やや惰性的になってきた実験結果の検証。前日に保管したタンパク質を顕微鏡で確認する。
「失敗。これも失敗」
駄目だと分かっていても、心のどこかで期待していた。それでも叶わない結果に項垂れる2人。
「あれ? ここんとこ見て」
せりかが映し出されたタンパク質のわずかな変化に気付き、画面を拡大する。
すると昨日、コニャックを入れた試験管のタンパク質にわずかな結晶化が見られた。
「こいつは・・」
「やっぱり、今までのと違う」
失望から一転。一分の希望が見えはじめ、2人は興奮を抑えられない。
再びコニャック入りで、温度と保管時間を変えて試そう。そう言葉にするよりも早く2人の手は動いていた。

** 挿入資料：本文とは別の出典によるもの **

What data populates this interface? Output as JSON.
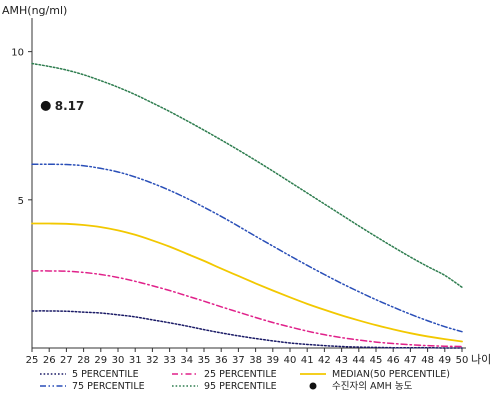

「マジかよ。100億倍パワーのス-パー青カビ見つけたっつう超ラッキーの運ゲーの比じゃねぇかコイツは」
「ペニシリン・・・偶然でも、治せるなら成功・・・」
2人は自然とつぶやき、コニャックの反応を確認し始めた。
「駄目だ。これも完全じゃない」
「さっきよりかマシだが・・・理想とは違ぇな」
1つ、また1つと失敗の結果に絶望感が増していく。
が、ついに6番目。
ALSの原因となる変異TDP-43の活性を阻害させるために必要な、タンパク質の結晶化が、完全な形で発見されたのだ。
「できてる・・・結晶化、できてる」
「・・・だな。マジでスゲェぜ。こいつぁ」
千空が漏らした言葉に、せりかも声を震わせて報告用のマイクを手に取った。
「ALSタンパク質結晶化。原因は未解明の段階ではありますが・・・
実験成功です」
その時、千空はISS内に漂う水の粒を目にした。
それはせりかの目から溢れる大粒の涙の塊たち。
父親の死を目の当たりにした日、一生分の涙を使い果たしたように泣かなくなってしまった彼女が、堪えることができなくなった。堪えるべきでなくなった。堪えなくてもいいと、心から思えるようになったのが、この瞬間であった。
ISS内を管理する管制カメラの前で、声にならない声を上げ、何一つ恥じることなく子供のように泣き始めたせりかに、千空は静かに肩を貸し、なだめ、褒め、ねぎらうように、その頭を優しく撫でたのだった。